Не страшись ни молний ты… Ни раскатов громовых… Ни уколов клеветы.
Радость, скорбь – не стало их.
Кто любовь таил в сердцах,
Все как ты, уйдут во прах.
Злобных сил не знай ты… Духам не внимай ты… Ада не страшись ты… К небу вознесись ты… Спи среди цветов и трав,
Память вечную снискав.
В часовне послышались рыдания. Старик прочел весь стих по памяти, затем склонил голову и вернулся на свое место.
В задернутом занавесом алькове заиграл орган. Медленно, по одиночке или небольшими группами, люди стали расходиться. Кузина Кэрол и еще несколько человек немного задержались, чтобы сказать несколько слов Старику или погладить Дьюана по голове. Застегнутый воротничок и туго повязанный галстук стесняли мальчика и казались чужими, воображение рисовало ему дядю Арта, который подошел бы к нему и заявил смеясь: «Ради всего святого, парень, сними ты эту дурацкую штуку. Галстуки носят лишь бухгалтеры и политиканы».
Наконец Дьюан и Старик остались вдвоем. Вместе они спустились к подвал похоронного бюро, где находилась «печь огненная» и тело дяди Арта было предано огню.
Майк терпеливо дожидался, когда Отец Каванаг пригласит его после литургии на завтрак, состоящий обычно из кофе и багеля, чтобы поговорить со священником о том, что он видел в лазе.
Еще три года назад Майк понятия не имел о том, что такое багель.

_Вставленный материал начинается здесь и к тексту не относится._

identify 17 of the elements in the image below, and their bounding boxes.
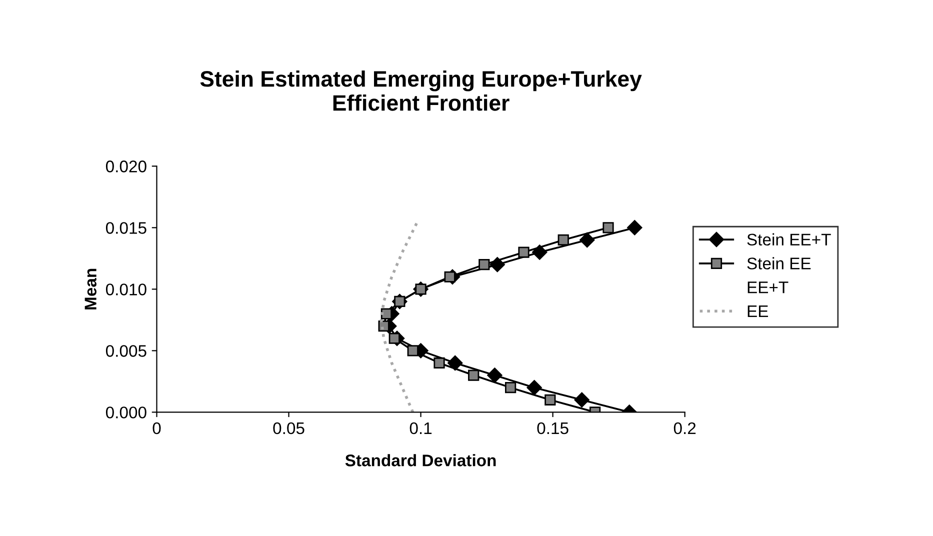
legend-label: Stein EE+T bbox=[747, 233, 831, 246]
x-tick-label: 0.1 bbox=[410, 422, 432, 434]
text: EE+T bbox=[748, 282, 788, 294]
chart-title: Stein Estimated Emerging Europe+Turkey Efficient Frontier bbox=[200, 70, 642, 111]
y-axis-title: Mean bbox=[84, 268, 96, 310]
y-tick-label: 0.010 bbox=[106, 284, 146, 296]
x-tick-label: 0 bbox=[152, 422, 161, 434]
x-axis-title: Standard Deviation bbox=[345, 454, 496, 466]
x-tick-label: 0.15 bbox=[537, 422, 568, 434]
y-tick-label: 0.000 bbox=[106, 406, 146, 418]
legend-label: Stein EE bbox=[747, 257, 811, 270]
y-tick-label: 0.005 bbox=[106, 345, 146, 357]
x-tick-label: 0.2 bbox=[674, 422, 696, 434]
y-tick-label: 0.015 bbox=[106, 222, 146, 234]
y-tick-label: 0.020 bbox=[106, 160, 146, 172]
legend-label: EE bbox=[748, 306, 768, 317]
x-tick-label: 0.05 bbox=[273, 422, 304, 434]
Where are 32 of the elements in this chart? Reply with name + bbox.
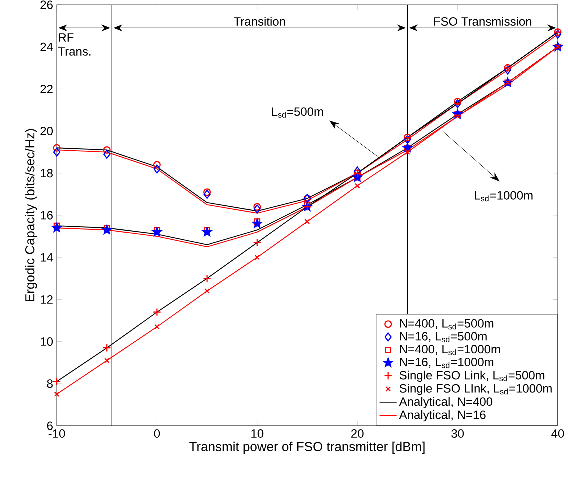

Но с тех пор, как отец Каванаг стал приглашать на завтрак нескольких самых надежных из своих министраторов (алтарных служек), мальчик стал экспертом в таких делах, и теперь совершенно невозмутимо намазывал багель сливочным сыром или укладывал на него аппетитные кусочки копченой лососины. Для того же, чтобы убедить священника в том, что одиннадцатилетнему мальчику можно разрешить пить кофе, потребовалось некоторое время. Также, как обычай называть епархиальный автомобиль «Папомобилем», это было их общей тайной.
Майк жевал багель и размышлял как бы ему лучше сформулировать вопрос: Отец Каванаг, у меня есть кое-какие трудности в жизни. Они связаны с мертвым солдатом, роющим туннель под моим домом и пытающимся схватить мою бабушку. Не может ли Церковь помочь мне в этом?
Наконец, он сказал так:
– Отец, Вы верите в зло?
– Зло? – переспросил священник, отрывая взгляд от газеты. – Ты имеешь в виду зло как абстрактное понятие?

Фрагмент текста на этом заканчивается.